Puesto que había una sonrisa en su rostro al decir estas palabras, vi inmediatamente que no había enojo ni malos sentimientos en su corazón. Repliqué: —Mi señor, ¿No sabe usted que las perlas y los perfumes más preciosos se ponen en los frascos más pequeños?

El obispo vio que esto era el complemento de su alocución y sonriendo, respondió: —Bien, bien, si tú eres un sacerdote ruidoso, no eres un tonto. Pero díme, ¿Por qué quieres destruir nuestra Sociedad de Tres Misas y establecer esa nueva sobre sus ruinas a pesar de tus superiores?

—Mi señor, mi respuesta será la más respetuosa, corta y clara posible. He salido de la Sociedad de Tres Misas porque era mi derecho hacerlo sin permiso de nadie. Espero que nuestros venerables obispos de Canadá no desean ser servidos por esclavos.

—Yo no digo, —respondió el obispo, —que tú estás obligado a quedarte, pero ¿Puedo saber por qué has dejado una asociación tan respetable encabezada por tus obispos y los sacerdotes más venerables de Canadá?

—Otra vez, mi señor, seré claro en mi respuesta: Si Su Señoría desea ir al infierno con sus sacerdotes venerables por hacer desaparecer 20 centavos de cada uno de nuestros penitentes honestos y piadosos por misas que mandan decir por cinco centavos por los sacerdotes malos de París, no les seguiré. Por otra parte, si Su Señoría desea ser echado al río por la gente furiosa cuando sepan cuanto tiempo y cuan sutilmente les hemos estafado con nuestro comercio simoniaco, yo no quiero seguirle a esa corriente fría.

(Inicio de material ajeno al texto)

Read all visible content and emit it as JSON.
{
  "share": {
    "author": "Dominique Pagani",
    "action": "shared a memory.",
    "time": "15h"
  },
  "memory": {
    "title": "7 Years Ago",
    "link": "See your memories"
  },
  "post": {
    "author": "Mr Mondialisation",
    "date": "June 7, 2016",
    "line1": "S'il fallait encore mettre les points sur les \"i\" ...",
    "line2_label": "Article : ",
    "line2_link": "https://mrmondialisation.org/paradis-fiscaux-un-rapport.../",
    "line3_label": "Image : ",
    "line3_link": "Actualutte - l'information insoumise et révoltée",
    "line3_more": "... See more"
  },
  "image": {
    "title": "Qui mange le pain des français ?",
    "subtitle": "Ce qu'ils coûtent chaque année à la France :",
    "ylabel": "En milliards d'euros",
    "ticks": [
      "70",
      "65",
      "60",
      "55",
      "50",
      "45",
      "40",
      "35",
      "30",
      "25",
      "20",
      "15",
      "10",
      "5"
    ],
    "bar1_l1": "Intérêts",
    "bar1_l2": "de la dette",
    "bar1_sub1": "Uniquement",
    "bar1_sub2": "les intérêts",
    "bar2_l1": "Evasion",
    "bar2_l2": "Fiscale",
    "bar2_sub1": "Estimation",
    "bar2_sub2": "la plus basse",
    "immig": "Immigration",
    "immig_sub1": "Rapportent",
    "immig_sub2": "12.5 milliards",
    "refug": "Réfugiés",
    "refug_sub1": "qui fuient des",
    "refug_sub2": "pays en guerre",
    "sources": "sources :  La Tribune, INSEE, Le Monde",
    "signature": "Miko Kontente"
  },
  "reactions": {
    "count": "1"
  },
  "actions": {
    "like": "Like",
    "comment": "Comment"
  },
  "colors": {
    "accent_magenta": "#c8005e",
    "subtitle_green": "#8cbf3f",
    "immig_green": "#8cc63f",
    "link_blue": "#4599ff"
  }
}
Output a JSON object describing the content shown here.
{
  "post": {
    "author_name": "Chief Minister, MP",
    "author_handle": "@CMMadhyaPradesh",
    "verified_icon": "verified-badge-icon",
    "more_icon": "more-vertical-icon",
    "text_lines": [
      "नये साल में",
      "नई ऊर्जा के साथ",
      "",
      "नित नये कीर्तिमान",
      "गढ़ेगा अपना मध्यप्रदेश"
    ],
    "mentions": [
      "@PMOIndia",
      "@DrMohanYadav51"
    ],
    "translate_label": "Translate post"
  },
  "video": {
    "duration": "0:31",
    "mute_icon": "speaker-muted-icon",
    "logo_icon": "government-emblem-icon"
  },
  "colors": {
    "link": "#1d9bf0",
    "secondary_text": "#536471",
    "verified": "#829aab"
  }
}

—Bien, Bien, —respondió el obispo, —olvidemos ese asunto para siempre.

El dijo esta corta oración con tanta sinceridad y honestidad que vi que estaba hablando en serio. De un vistazo, reconoció que su terreno era insostenible. Sentí verdadero gozo ante una victoria tan pronta y completa. Me postré nuevamente a los pies del obispo y pedí su bendición antes de despedirme de él para ir y decir a los curas y vicarios las alegres noticias.

Desde ese tiempo hasta ahora, al morir algún sacerdote, la prensa del clero no falta en mencionar si el sacerdote difunto pertenecía a la Sociedad de “Tres” o de “Una” misa.

Hasta cierto punto habíamos disminuido el comercio simoniaco e infame de las misas, pero desgraciadamente no lo destruimos y yo sé que hoy ha resucitado. Después que dejé la Iglesia de Roma, los obispos resucitaron la Sociedad de Tres Misas de su sepulcro. Es un hecho público que el comercio de misas con Francia todavía se conduce en gran escala. En París y otras ciudades de ese país, hay agencias públicas para llevar a cabo ese tráfico vergonzoso.

En 1874, la Casa de Mesme conducía un negocio inmenso con su reserva de misas. Al sospecharlo el gobierno, hizo una revisión de su contabilidad y se descubrió que un número increíble de misas nunca llegaron a su destino, sino solamente llenaron la bolsa del mercader de misas Pariciano. Así, el desdichado Mesme fue enviado a la penitenciaría para meditar en los méritos infinitos del sacrificio de la misa. Pero estos hechos se desconocen entre los pobres Católico-romanos que son desplumados más y más por sus sacerdotes bajo el pretexto de salvar las almas del purgatorio.